Like many others on Thursday I stood outside my home and clapped those at the very frontline of dealing with the coronavirus outbreak – the nurses, doctors and other medical staff to whom we owe so much. While I am clapping again today I will also, as I was last week, be thinking of and applauding those other public servants, and indeed other workers, who are keeping our country running at this time.
Delivery drivers, cleaners, shop workers, volunteers, energy workers, telecoms workers, lab workers, vehicle inspectors, traffic officers, and many more deserve our gratitude but I want to focus on those in the civil service and related agencies. These are the public workers who tend to go unnoticed and unappreciated but their work is no less important for all that.
There are any number of functions that are vital to our country continuing to operate in the midst of this crisis. Many of those can be performed working from home and on the whole departments have been very good at making provision for this kind of working. The work you never know is happening continues to happen and we are grateful for it. There are perhaps lessons that can be learned here in terms of the level of flexibility the civil service should and could offer as a matter of course once this is all over. Prospect will keeping an eye on this very closely.
There are however a lot of key roles that mean Prospect members in the civil service are still required to go out to work, increasing the risk to themselves so they can perform necessary functions. Administrators, lab workers and managers in Public Health England are working round the clock to improve testing capacity and manage the logistics of an epidemic of this scale. Despite the decline in road traffic the roads still need to be kept clear – our traffic officers ensure that happens. Ambulances and other emergency vehicles have to be roadworthy – it is Prospect members in DVSA who ensure they are properly tested and accredited so that our ambulances can keep running. Workers at the MHRA will be testing all the new ventilators and testing kits when they come on stream – without that they can’t be used.
These are just a few of the important roles workers in the civil service and associated agencies are carrying out in the middle of this crisis. But it is not just through their normal employment that they are making a difference. For example 800 workers at the Centre For Health And Disability Assessments, who are largely former NHS staff, have volunteered and will be helping directly with the NHS’s efforts in dealing with the virus. Lab workers at the Animal and Plant Health Agency are in talks to move over to the NHS so they can use their skills helping with ramping up the number of tests we can do. Likewise, APHA vets in Scotland will be working with Food Standards Scotland helping them to fill gaps caused by illness and keeping our food chain safe.
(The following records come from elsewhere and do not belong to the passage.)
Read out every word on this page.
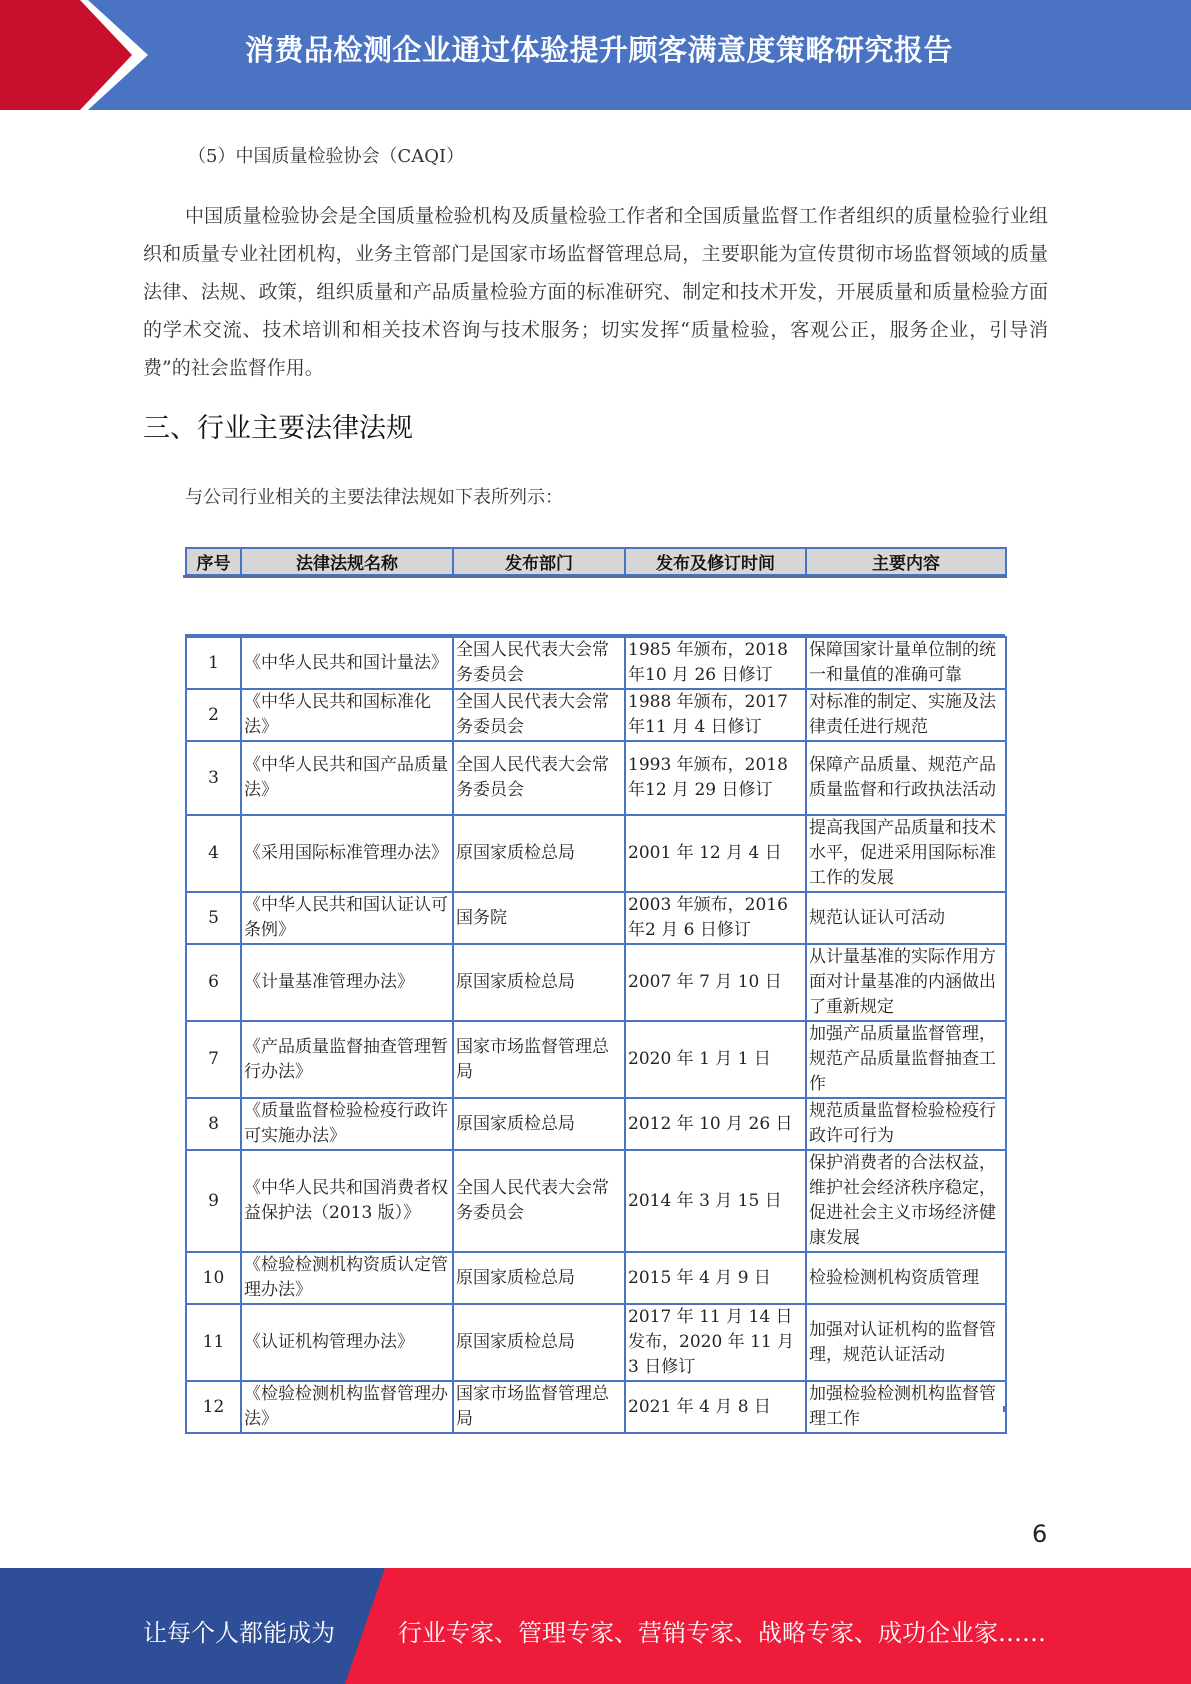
消费品检测企业通过体验提升顾客满意度策略研究报告
（5）中国质量检验协会（CAQI）
中国质量检验协会是全国质量检验机构及质量检验工作者和全国质量监督工作者组织的质量检验行业组织和质量专业社团机构，业务主管部门是国家市场监督管理总局，主要职能为宣传贯彻市场监督领域的质量法律、法规、政策，组织质量和产品质量检验方面的标准研究、制定和技术开发，开展质量和质量检验方面的学术交流、技术培训和相关技术咨询与技术服务；切实发挥“质量检验，客观公正，服务企业，引导消费”的社会监督作用。
三、行业主要法律法规
与公司行业相关的主要法律法规如下表所列示：
序号	法律法规名称	发布部门	发布及修订时间	主要内容
1	《中华人民共和国计量法》	全国人民代表大会常务委员会	1985 年颁布，2018 年10 月 26 日修订	保障国家计量单位制的统一和量值的准确可靠
2	《中华人民共和国标准化法》	全国人民代表大会常务委员会	1988 年颁布，2017 年11 月 4 日修订	对标准的制定、实施及法律责任进行规范
3	《中华人民共和国产品质量法》	全国人民代表大会常务委员会	1993 年颁布，2018 年12 月 29 日修订	保障产品质量、规范产品质量监督和行政执法活动
4	《采用国际标准管理办法》	原国家质检总局	2001 年 12 月 4 日	提高我国产品质量和技术水平，促进采用国际标准工作的发展
5	《中华人民共和国认证认可条例》	国务院	2003 年颁布，2016 年2 月 6 日修订	规范认证认可活动
6	《计量基准管理办法》	原国家质检总局	2007 年 7 月 10 日	从计量基准的实际作用方面对计量基准的内涵做出了重新规定
7	《产品质量监督抽查管理暂行办法》	国家市场监督管理总局	2020 年 1 月 1 日	加强产品质量监督管理，规范产品质量监督抽查工作
8	《质量监督检验检疫行政许可实施办法》	原国家质检总局	2012 年 10 月 26 日	规范质量监督检验检疫行政许可行为
9	《中华人民共和国消费者权益保护法（2013 版）》	全国人民代表大会常务委员会	2014 年 3 月 15 日	保护消费者的合法权益，维护社会经济秩序稳定，促进社会主义市场经济健康发展
10	《检验检测机构资质认定管理办法》	原国家质检总局	2015 年 4 月 9 日	检验检测机构资质管理
11	《认证机构管理办法》	原国家质检总局	2017 年 11 月 14 日发布，2020 年 11 月 3 日修订	加强对认证机构的监督管理，规范认证活动
12	《检验检测机构监督管理办法》	国家市场监督管理总局	2021 年 4 月 8 日	加强检验检测机构监督管理工作
6
让每个人都能成为	行业专家、管理专家、营销专家、战略专家、成功企业家……
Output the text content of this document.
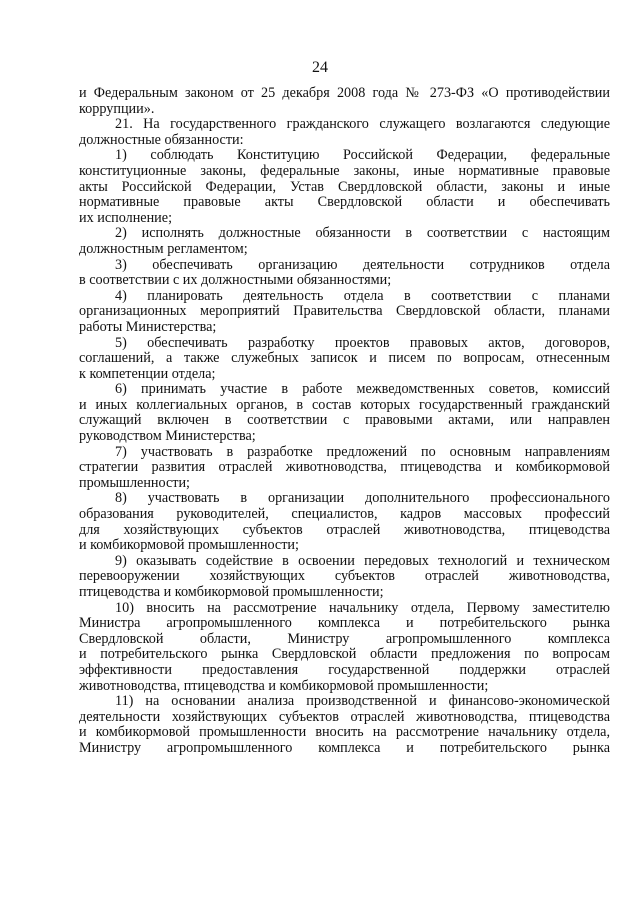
24

и Федеральным законом от 25 декабря 2008 года № 273-ФЗ «О противодействии
коррупции».

21. На государственного гражданского служащего возлагаются следующие
должностные обязанности:

1) соблюдать Конституцию Российской Федерации, федеральные
конституционные законы, федеральные законы, иные нормативные правовые
акты Российской Федерации, Устав Свердловской области, законы и иные
нормативные правовые акты Свердловской области и обеспечивать
их исполнение;

2) исполнять должностные обязанности в соответствии с настоящим
должностным регламентом;

3) обеспечивать организацию деятельности сотрудников отдела
в соответствии с их должностными обязанностями;

4) планировать деятельность отдела в соответствии с планами
организационных мероприятий Правительства Свердловской области, планами
работы Министерства;

5) обеспечивать разработку проектов правовых актов, договоров,
соглашений, а также служебных записок и писем по вопросам, отнесенным
к компетенции отдела;

6) принимать участие в работе межведомственных советов, комиссий
и иных коллегиальных органов, в состав которых государственный гражданский
служащий включен в соответствии с правовыми актами, или направлен
руководством Министерства;

7) участвовать в разработке предложений по основным направлениям
стратегии развития отраслей животноводства, птицеводства и комбикормовой
промышленности;

8) участвовать в организации дополнительного профессионального
образования руководителей, специалистов, кадров массовых профессий
для хозяйствующих субъектов отраслей животноводства, птицеводства
и комбикормовой промышленности;

9) оказывать содействие в освоении передовых технологий и техническом
перевооружении хозяйствующих субъектов отраслей животноводства,
птицеводства и комбикормовой промышленности;

10) вносить на рассмотрение начальнику отдела, Первому заместителю
Министра агропромышленного комплекса и потребительского рынка
Свердловской области, Министру агропромышленного комплекса
и потребительского рынка Свердловской области предложения по вопросам
эффективности предоставления государственной поддержки отраслей
животноводства, птицеводства и комбикормовой промышленности;

11) на основании анализа производственной и финансово-экономической
деятельности хозяйствующих субъектов отраслей животноводства, птицеводства
и комбикормовой промышленности вносить на рассмотрение начальнику отдела,
Министру агропромышленного комплекса и потребительского рынка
It feels unfair to stop having mentioned only a few of the types of thing our members, your public servants, are doing at this time but I could literally list a hundred such examples and not be close to being finished.
This crisis is not one that will end soon but it is being dealt with. Your civil and public servants continue to work, and with the diligence and professionalism we all expect. As a union Prospect are monitoring at all times to make sure they can do that safely and with the proper respect and reward.
The NHS and its workers are the frontline in this battle, but they and the rest of our society are ably and willingly supported and facilitated by a host of unseen and dedicated people. I will be clapping again for our care givers on Thursday, and I will also be clapping for everyone who makes their jobs possible.